Characterization of Contention in Real Relational

Concurrency control is essential to the correct functioning of a database due to the need for correct reproducible results. For this reason, and because concurrency control is a well formulated problem, there has developed an enormous body of literature studying the performance of concurrency control algorithms. Most of this literature uses either analytic modeling or random number driven simulation, and explicitly or implicitly makes certain assumptions about the behavior of transactions and the patterns by which they set and unset locks. Because of the difficulty of collecting suitable measurements, there have been only a few studies which use trace driven simulation, and still less study directed toward the characterization of concurrency control behavior of real workloads.

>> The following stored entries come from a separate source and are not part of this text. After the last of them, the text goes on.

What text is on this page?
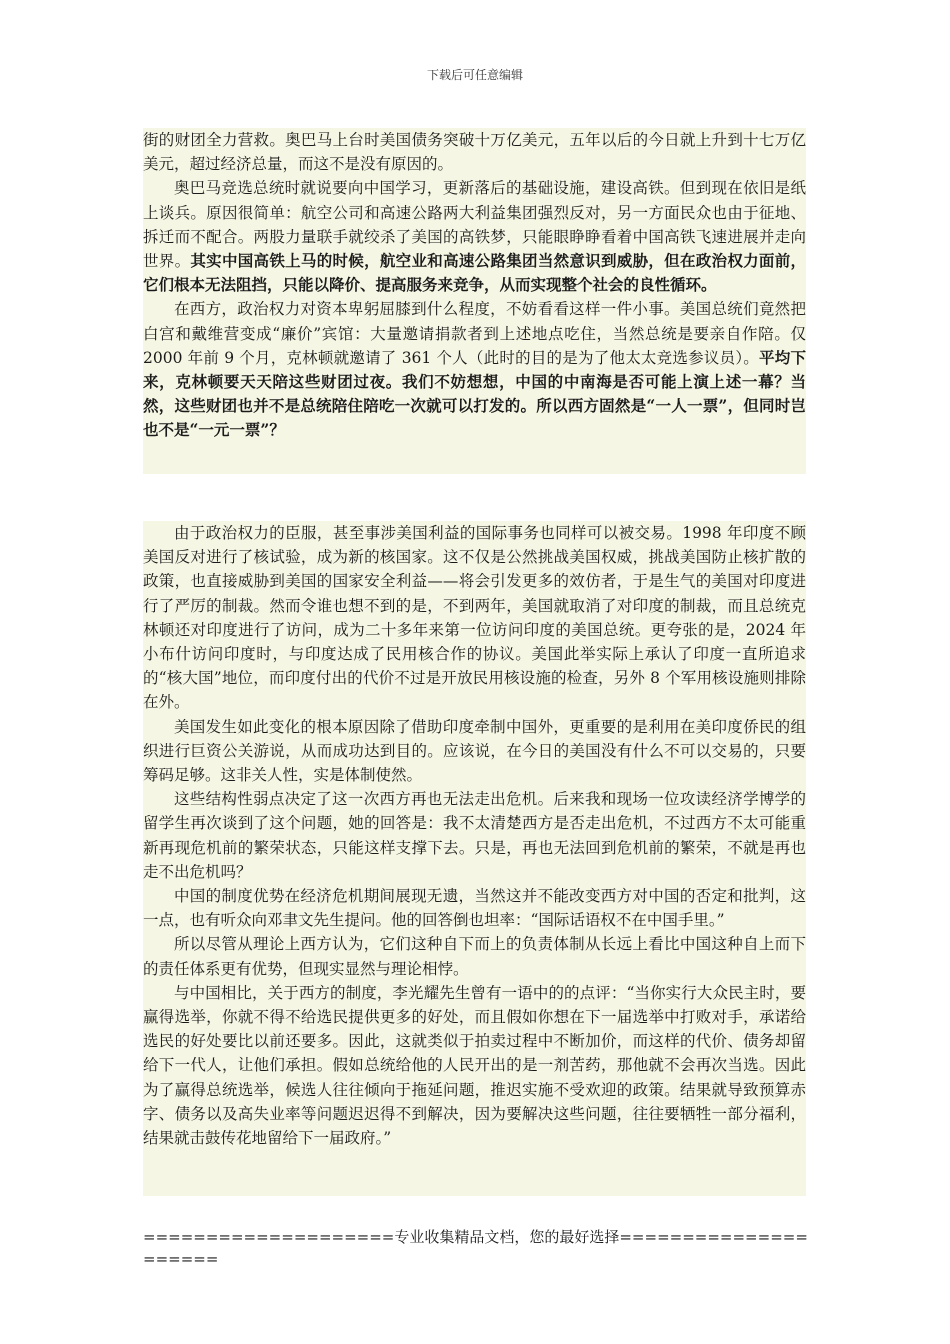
下载后可任意编辑

街的财团全力营救。奥巴马上台时美国债务突破十万亿美元，五年以后的今日就上升到十七万亿美元，超过经济总量，而这不是没有原因的。

奥巴马竞选总统时就说要向中国学习，更新落后的基础设施，建设高铁。但到现在依旧是纸上谈兵。原因很简单：航空公司和高速公路两大利益集团强烈反对，另一方面民众也由于征地、拆迁而不配合。两股力量联手就绞杀了美国的高铁梦，只能眼睁睁看着中国高铁飞速进展并走向世界。其实中国高铁上马的时候，航空业和高速公路集团当然意识到威胁，但在政治权力面前，它们根本无法阻挡，只能以降价、提高服务来竞争，从而实现整个社会的良性循环。

在西方，政治权力对资本卑躬屈膝到什么程度，不妨看看这样一件小事。美国总统们竟然把白宫和戴维营变成“廉价”宾馆：大量邀请捐款者到上述地点吃住，当然总统是要亲自作陪。仅 2000 年前 9 个月，克林顿就邀请了 361 个人（此时的目的是为了他太太竞选参议员）。平均下来，克林顿要天天陪这些财团过夜。我们不妨想想，中国的中南海是否可能上演上述一幕？当然，这些财团也并不是总统陪住陪吃一次就可以打发的。所以西方固然是“一人一票”，但同时岂也不是“一元一票”？

由于政治权力的臣服，甚至事涉美国利益的国际事务也同样可以被交易。1998 年印度不顾美国反对进行了核试验，成为新的核国家。这不仅是公然挑战美国权威，挑战美国防止核扩散的政策，也直接威胁到美国的国家安全利益——将会引发更多的效仿者，于是生气的美国对印度进行了严厉的制裁。然而令谁也想不到的是，不到两年，美国就取消了对印度的制裁，而且总统克林顿还对印度进行了访问，成为二十多年来第一位访问印度的美国总统。更夸张的是，2024 年小布什访问印度时，与印度达成了民用核合作的协议。美国此举实际上承认了印度一直所追求的“核大国”地位，而印度付出的代价不过是开放民用核设施的检查，另外 8 个军用核设施则排除在外。

美国发生如此变化的根本原因除了借助印度牵制中国外，更重要的是利用在美印度侨民的组织进行巨资公关游说，从而成功达到目的。应该说，在今日的美国没有什么不可以交易的，只要筹码足够。这非关人性，实是体制使然。

这些结构性弱点决定了这一次西方再也无法走出危机。后来我和现场一位攻读经济学博学的留学生再次谈到了这个问题，她的回答是：我不太清楚西方是否走出危机，不过西方不太可能重新再现危机前的繁荣状态，只能这样支撑下去。只是，再也无法回到危机前的繁荣，不就是再也走不出危机吗？

中国的制度优势在经济危机期间展现无遗，当然这并不能改变西方对中国的否定和批判，这一点，也有听众向邓聿文先生提问。他的回答倒也坦率：“国际话语权不在中国手里。”

所以尽管从理论上西方认为，它们这种自下而上的负责体制从长远上看比中国这种自上而下的责任体系更有优势，但现实显然与理论相悖。

与中国相比，关于西方的制度，李光耀先生曾有一语中的的点评：“当你实行大众民主时，要赢得选举，你就不得不给选民提供更多的好处，而且假如你想在下一届选举中打败对手，承诺给选民的好处要比以前还要多。因此，这就类似于拍卖过程中不断加价，而这样的代价、债务却留给下一代人，让他们承担。假如总统给他的人民开出的是一剂苦药，那他就不会再次当选。因此为了赢得总统选举，候选人往往倾向于拖延问题，推迟实施不受欢迎的政策。结果就导致预算赤字、债务以及高失业率等问题迟迟得不到解决，因为要解决这些问题，往往要牺牲一部分福利，结果就击鼓传花地留给下一届政府。”

====================专业收集精品文档，您的最好选择=====================
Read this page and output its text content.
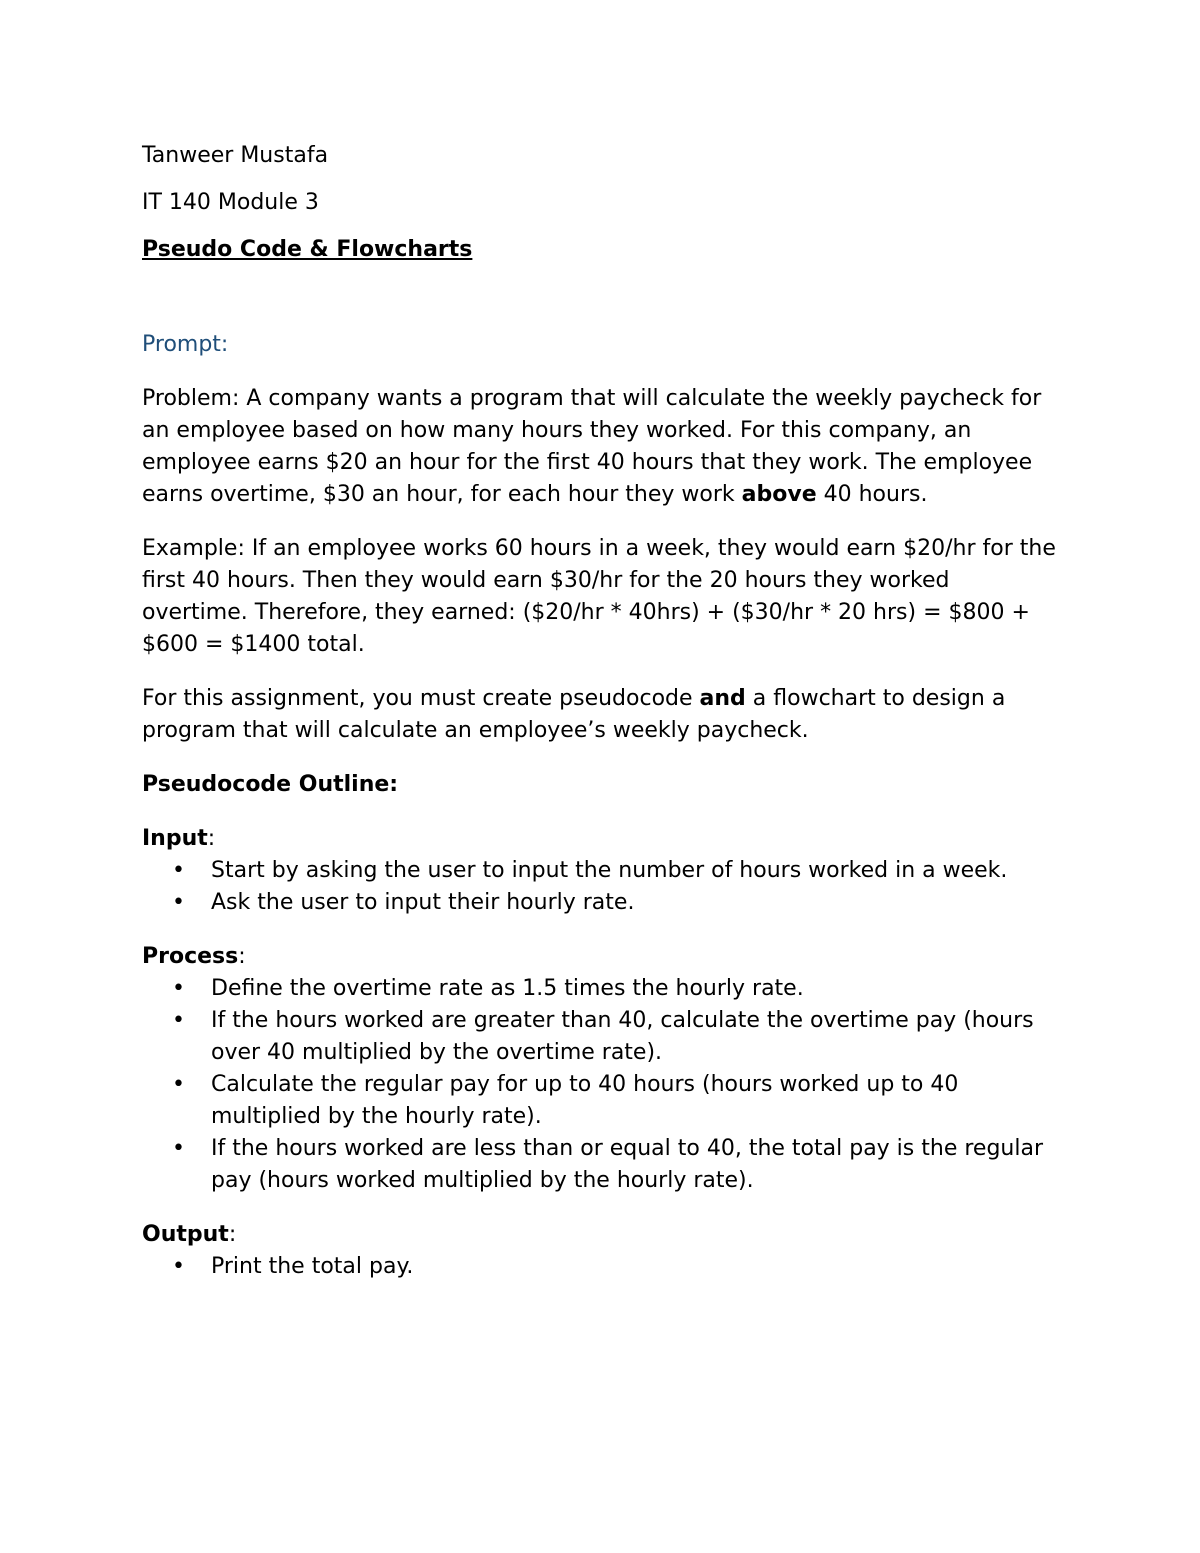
Tanweer Mustafa

IT 140 Module 3

Pseudo Code & Flowcharts

Prompt:

Problem: A company wants a program that will calculate the weekly paycheck for an employee based on how many hours they worked. For this company, an employee earns $20 an hour for the first 40 hours that they work. The employee earns overtime, $30 an hour, for each hour they work above 40 hours.

Example: If an employee works 60 hours in a week, they would earn $20/hr for the first 40 hours. Then they would earn $30/hr for the 20 hours they worked overtime. Therefore, they earned: ($20/hr * 40hrs) + ($30/hr * 20 hrs) = $800 + $600 = $1400 total.

For this assignment, you must create pseudocode and a flowchart to design a program that will calculate an employee’s weekly paycheck.

Pseudocode Outline:

Input:

• Start by asking the user to input the number of hours worked in a week.
• Ask the user to input their hourly rate.

Process:

• Define the overtime rate as 1.5 times the hourly rate.
• If the hours worked are greater than 40, calculate the overtime pay (hours over 40 multiplied by the overtime rate).
• Calculate the regular pay for up to 40 hours (hours worked up to 40 multiplied by the hourly rate).
• If the hours worked are less than or equal to 40, the total pay is the regular pay (hours worked multiplied by the hourly rate).

Output:

• Print the total pay.
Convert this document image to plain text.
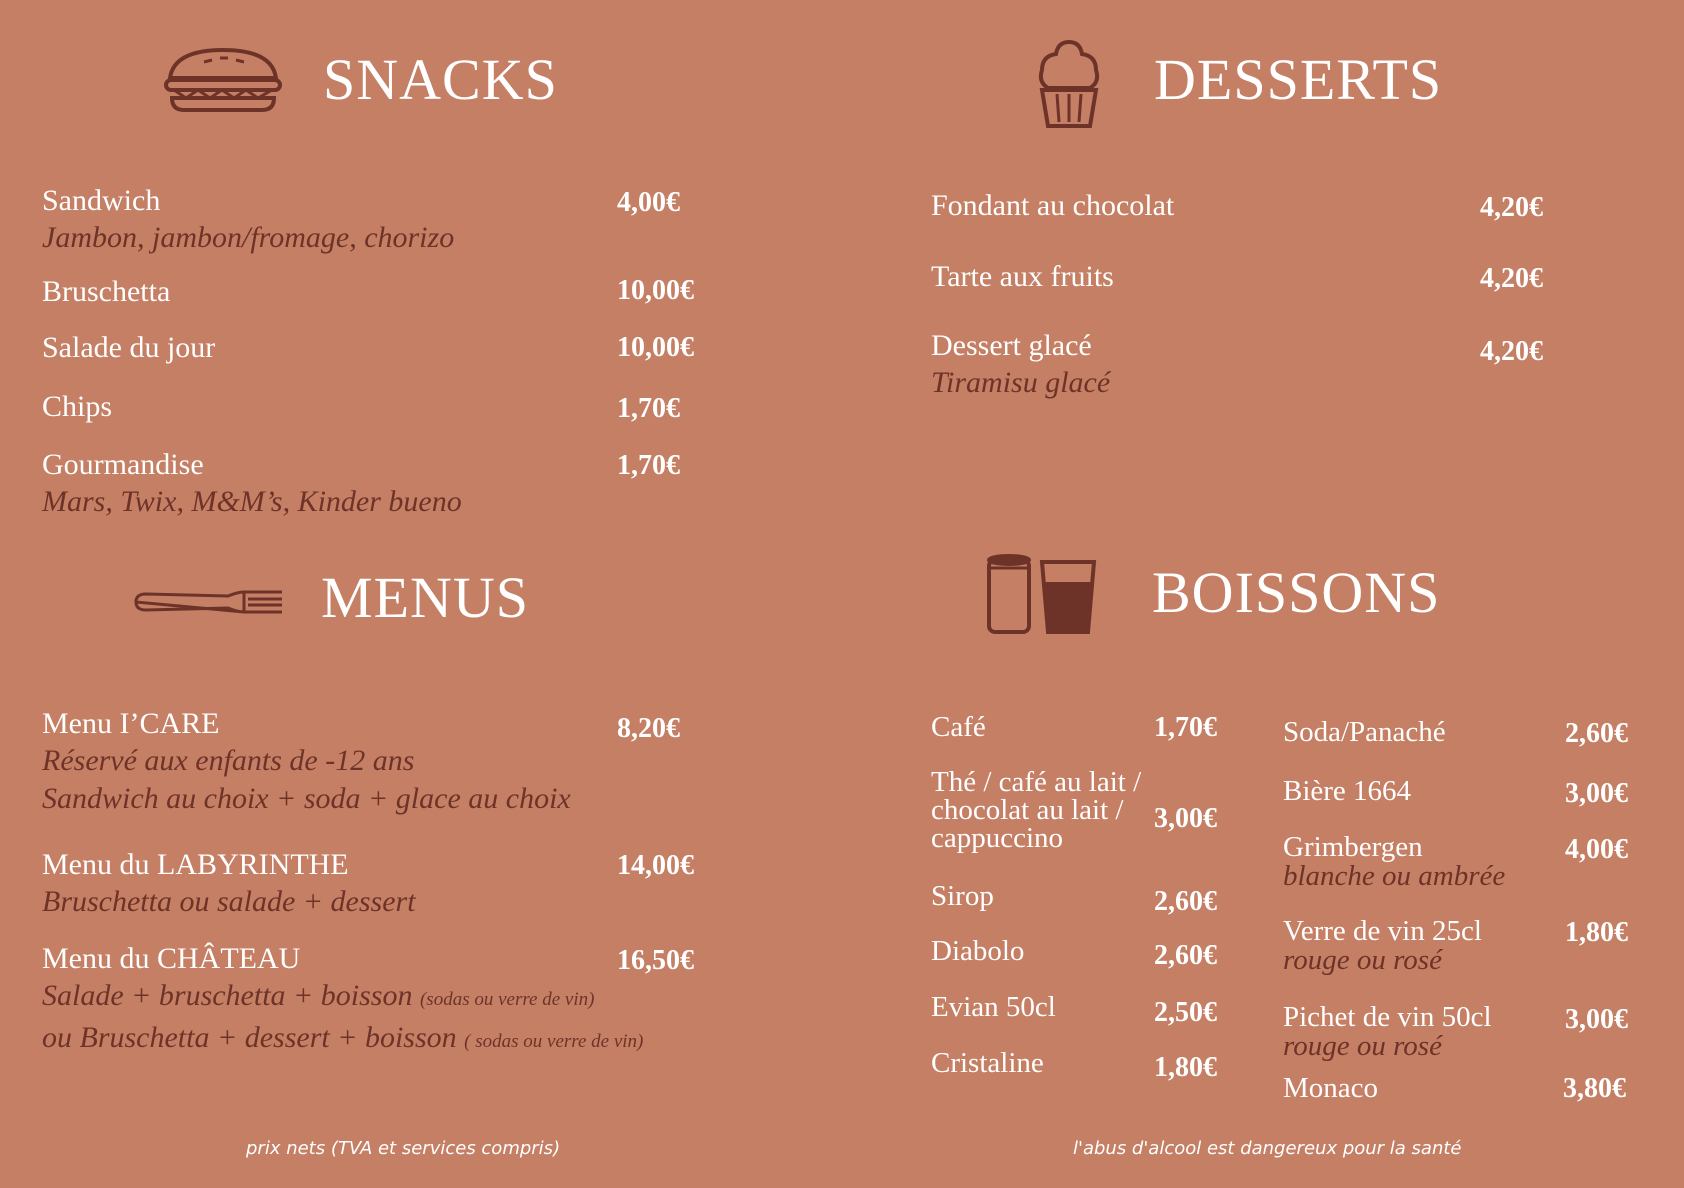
SNACKS
Sandwich
Jambon, jambon/fromage, chorizo
4,00€
Bruschetta	10,00€
Salade du jour	10,00€
Chips	1,70€
Gourmandise
Mars, Twix, M&M’s, Kinder bueno
1,70€
MENUS
Menu I’CARE
Réservé aux enfants de -12 ans
Sandwich au choix + soda + glace au choix
8,20€
Menu du LABYRINTHE
Bruschetta ou salade + dessert
14,00€
Menu du CHÂTEAU
Salade + bruschetta + boisson (sodas ou verre de vin)
ou Bruschetta + dessert + boisson ( sodas ou verre de vin)
16,50€
prix nets (TVA et services compris)
DESSERTS
Fondant au chocolat	4,20€
Tarte aux fruits	4,20€
Dessert glacé
Tiramisu glacé
4,20€
BOISSONS
Café	1,70€
Thé / café au lait /
chocolat au lait /
cappuccino
3,00€
Sirop	2,60€
Diabolo	2,60€
Evian 50cl	2,50€
Cristaline	1,80€
Soda/Panaché	2,60€
Bière 1664	3,00€
Grimbergen
blanche ou ambrée
4,00€
Verre de vin 25cl
rouge ou rosé
1,80€
Pichet de vin 50cl
rouge ou rosé
3,00€
Monaco	3,80€
l'abus d'alcool est dangereux pour la santé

In this report, we present a study of three database workloads, all taken from IBM DB2 relational database systems running commercial applications in a production environment. This study considers topics such as frequency of locking and unlocking, deadlock and blocking, duration of locks, types of locks, correlations between applications of lock types, two-phase vs. non-two-phase locking, when locks are held and released, etc. In each case, we evaluate the behavior of the workload relative to the assumptions commonly made in the research literature, and discuss the extent to which those assumptions may or may not lead to erroneous conclusions. We also present a simple mathematical model which predicts the frequency of blocking to be expected in these workloads, and compare those predictions to the observed frequency.